Outro dado importante trazido pelo estudo mostra que o consumo elevado de frutose – vinda de produtos ultraprocessados – pode aumentar o risco de associação entre o ácido úrico e a DHGNA, tanto para homens quanto para mulheres.


Os resultados integram a tese de doutorado da nutricionista Clara Freiberg, defendida em janeiro de 2021. A partir desses achados, a pesquisadora sugere que a investigação prática da função hepática deva fazer parte do protocolo dos exames de rotina.


Do total da amostra estudada (10.597 pessoas), a pesquisa encontrou uma prevalência de DHGNA de 38,5% (44,9% em homens e 34% em mulheres). Quando comparados a outros países, como Estados Unidos (34%), Índia (29%) e Coreia do Sul (26%), esse número parece bem elevado. 

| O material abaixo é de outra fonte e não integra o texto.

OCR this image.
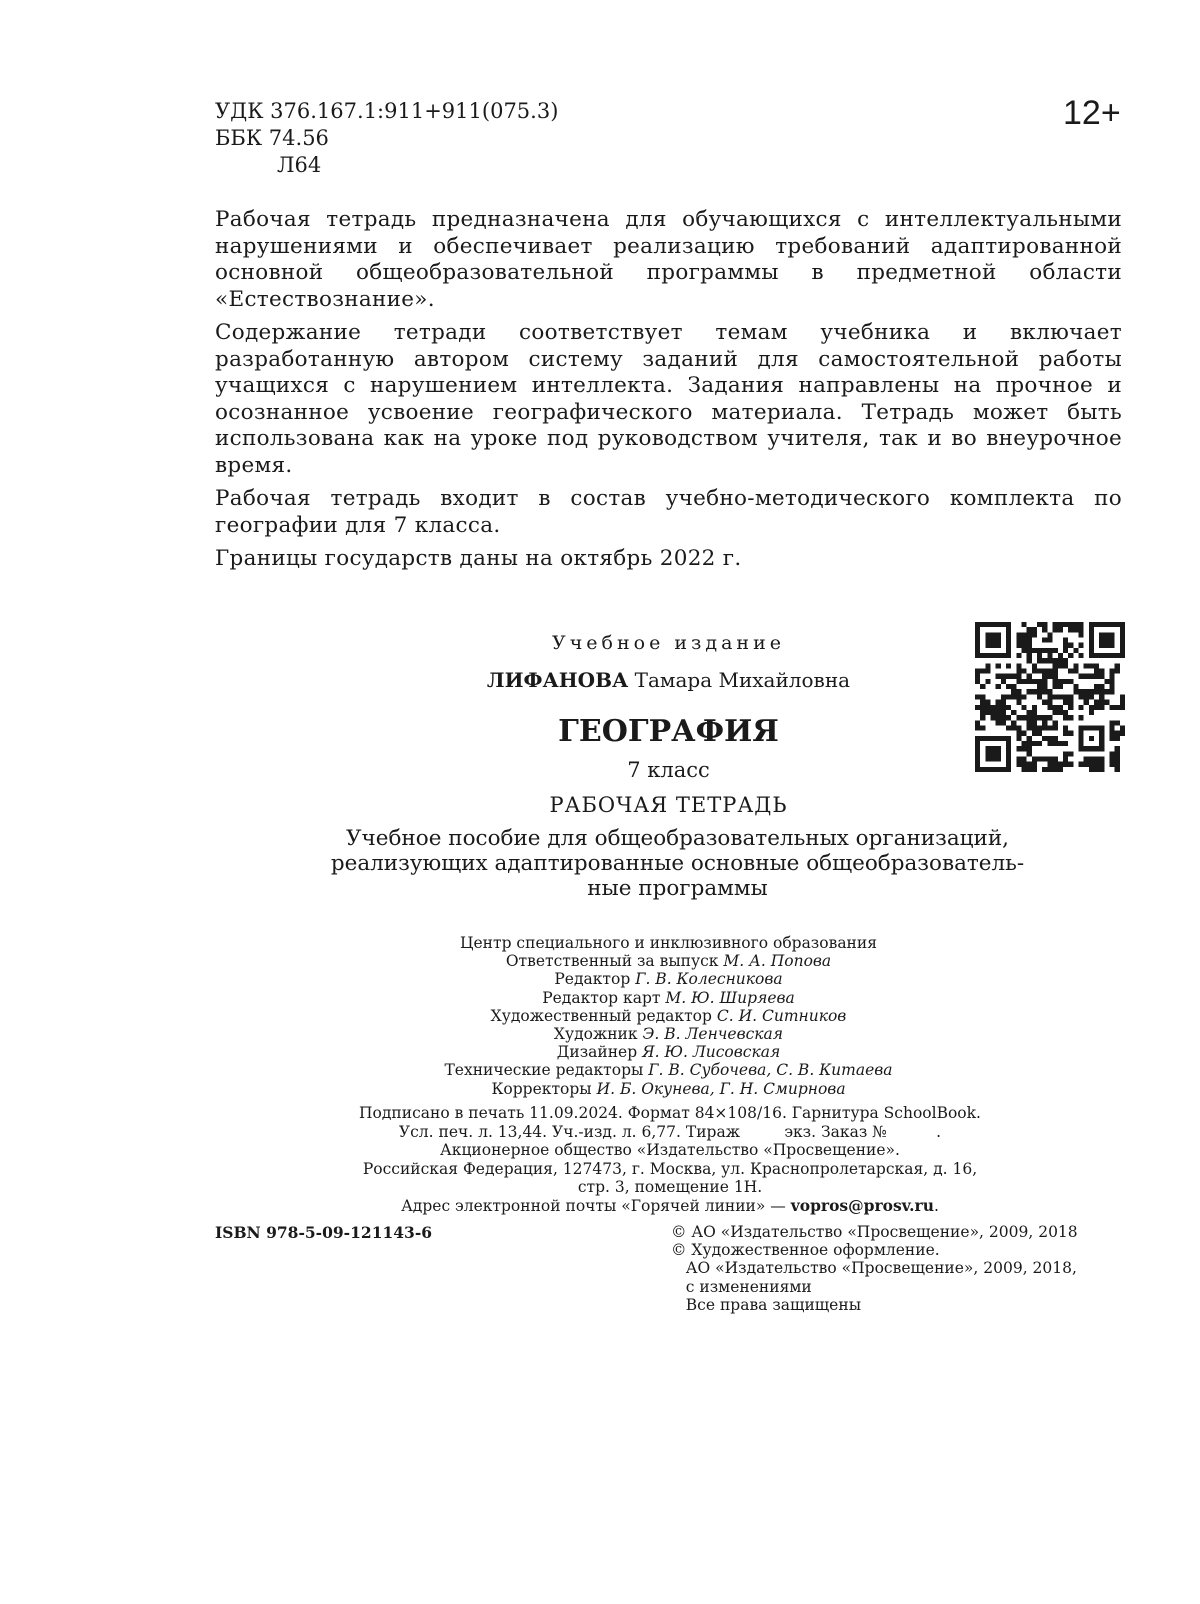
УДК 376.167.1:911+911(075.3)
ББК 74.56
Л64
12+

Рабочая тетрадь предназначена для обучающихся с интеллектуальными нарушениями и обеспечивает реализацию требований адаптированной основной общеобразовательной программы в предметной области «Естествознание».

Содержание тетради соответствует темам учебника и включает разработанную автором систему заданий для самостоятельной работы учащихся с нарушением интеллекта. Задания направлены на прочное и осознанное усвоение географического материала. Тетрадь может быть использована как на уроке под руководством учителя, так и во внеурочное время.

Рабочая тетрадь входит в состав учебно-методического комплекта по географии для 7 класса.

Границы государств даны на октябрь 2022 г.

Учебное издание
ЛИФАНОВА Тамара Михайловна
ГЕОГРАФИЯ
7 класс
РАБОЧАЯ ТЕТРАДЬ
Учебное пособие для общеобразовательных организаций,
реализующих адаптированные основные общеобразователь-
ные программы
Центр специального и инклюзивного образования
Ответственный за выпуск М. А. Попова
Редактор Г. В. Колесникова
Редактор карт М. Ю. Ширяева
Художественный редактор С. И. Ситников
Художник Э. В. Ленчевская
Дизайнер Я. Ю. Лисовская
Технические редакторы Г. В. Субочева, С. В. Китаева
Корректоры И. Б. Окунева, Г. Н. Смирнова
Подписано в печать 11.09.2024. Формат 84×108/16. Гарнитура SchoolBook.
Усл. печ. л. 13,44. Уч.-изд. л. 6,77. Тираж         экз. Заказ №          .
Акционерное общество «Издательство «Просвещение».
Российская Федерация, 127473, г. Москва, ул. Краснопролетарская, д. 16,
стр. 3, помещение 1Н.
Адрес электронной почты «Горячей линии» — vopros@prosv.ru.
ISBN 978-5-09-121143-6	© АО «Издательство «Просвещение», 2009, 2018
© Художественное оформление.
АО «Издательство «Просвещение», 2009, 2018,
с изменениями
Все права защищены
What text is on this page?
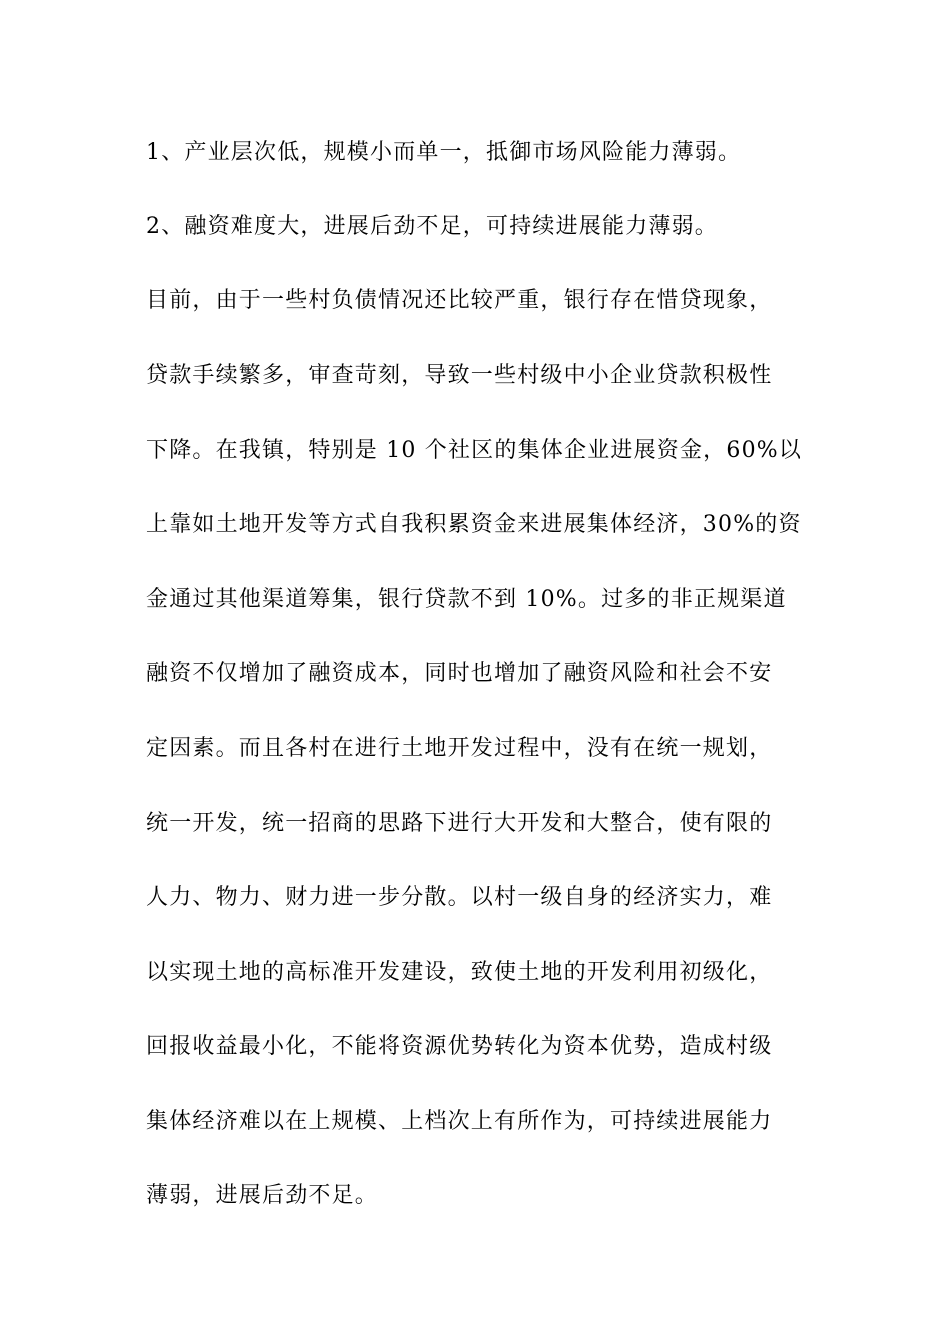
1、产业层次低，规模小而单一，抵御市场风险能力薄弱。
2、融资难度大，进展后劲不足，可持续进展能力薄弱。
目前，由于一些村负债情况还比较严重，银行存在惜贷现象，
贷款手续繁多，审查苛刻，导致一些村级中小企业贷款积极性
下降。在我镇，特别是 10 个社区的集体企业进展资金，60%以
上靠如土地开发等方式自我积累资金来进展集体经济，30%的资
金通过其他渠道筹集，银行贷款不到 10%。过多的非正规渠道
融资不仅增加了融资成本，同时也增加了融资风险和社会不安
定因素。而且各村在进行土地开发过程中，没有在统一规划，
统一开发，统一招商的思路下进行大开发和大整合，使有限的
人力、物力、财力进一步分散。以村一级自身的经济实力，难
以实现土地的高标准开发建设，致使土地的开发利用初级化，
回报收益最小化，不能将资源优势转化为资本优势，造成村级
集体经济难以在上规模、上档次上有所作为，可持续进展能力
薄弱，进展后劲不足。
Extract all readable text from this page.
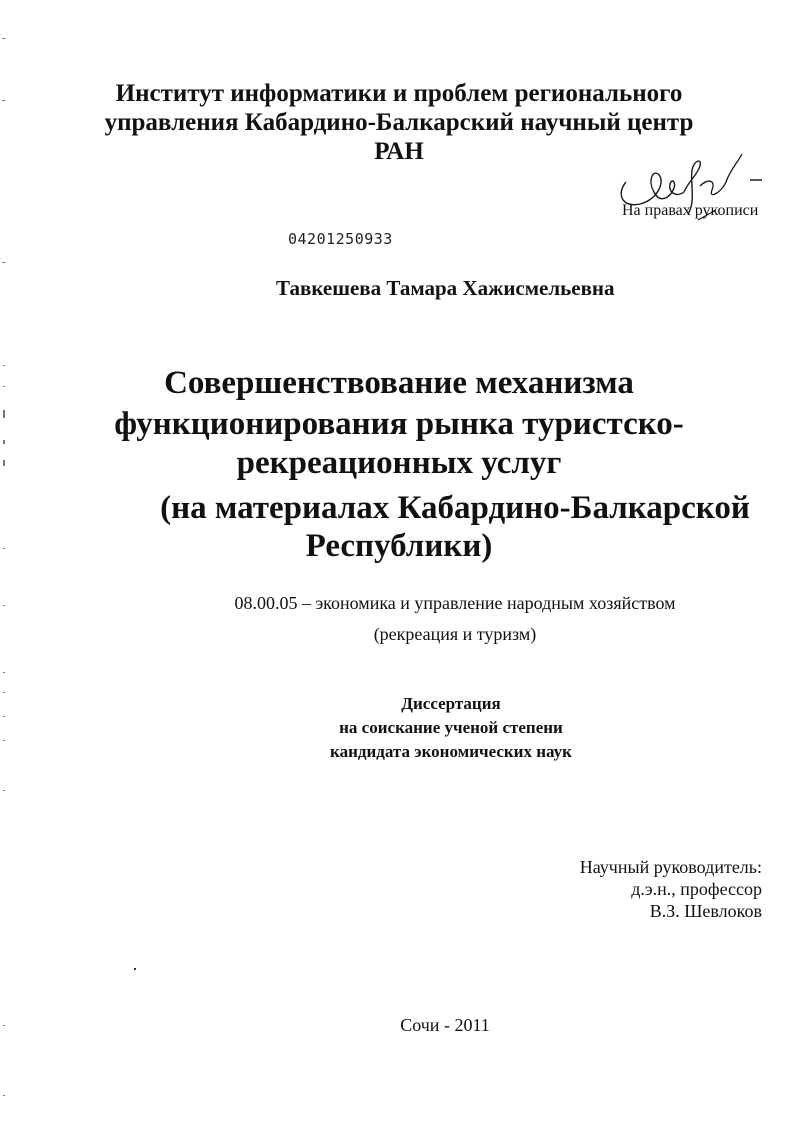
Институт информатики и проблем регионального
управления Кабардино-Балкарский научный центр
РАН
На правах рукописи
04201250933
Тавкешева Тамара Хажисмельевна
Совершенствование механизма
функционирования рынка туристско-
рекреационных услуг
(на материалах Кабардино-Балкарской
Республики)
08.00.05 – экономика и управление народным хозяйством
(рекреация и туризм)
Диссертация
на соискание ученой степени
кандидата экономических наук
Научный руководитель:
д.э.н., профессор
В.З. Шевлоков
Сочи - 2011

 “Quando falamos de frutose estamos nos referindo àquela industrializada, presente em alimentos ultraprocessados, e não ao consumo da fruta propriamente dita”, esclarece Clara Freiberg, nutricionista autora do estudo. A ingestão de frutose tem sido associada à progressão da doença devido ao seu potencial de aumentar os níveis de ácido úrico no sangue. Ela está presente em muitos produtos ultraprocessados na forma de xarope de milho enriquecido com frutose. Estudos estimam que a frutose tem sua absorção aumentada em quase 30% quando associada a soluções com esse tipo de carboidrato.



Referências:


JORNAL DA USP. Gordura no fígado ácido úrico e frutose altos podem desencadear esteatose hepática não alcoólica. Disponível em: https://jornal.usp.br/ciencias/gordura-no-figado-acido-urico-e-frutose-altos-podem-desencadear-esteatose-hepatica-nao-alcoolica/ . Acesso em: 26 fev. 2023.


SIQUEIRA, Jordana Herzog. CONSUMO DE REFRIGERANTE, FRUTOSE DIETÉTICA E ÁCIDO

ÚRICO SÉRICO: RESULTADOS DA LINHA DE BASE DO ESTUDO LONGITUDINAL DE SAÚDE DO ADULTO (ELSA-BRASIL). Dissertação de Mestrado apresentada ao Programa de Pós-graduação em Saúde Coletiva do Centro de Ciências da Saúde da Universidade Federal do Espírito Santo. Vitória, Espírito Santo. 2017.


Como referenciar este post?

CINTRA, Patricia. Reflexão: excesso de frutose encontrada em alimentos ultraprocessados e a produção do ácido úrico. Post 411. Nutrição Atenta. 2023.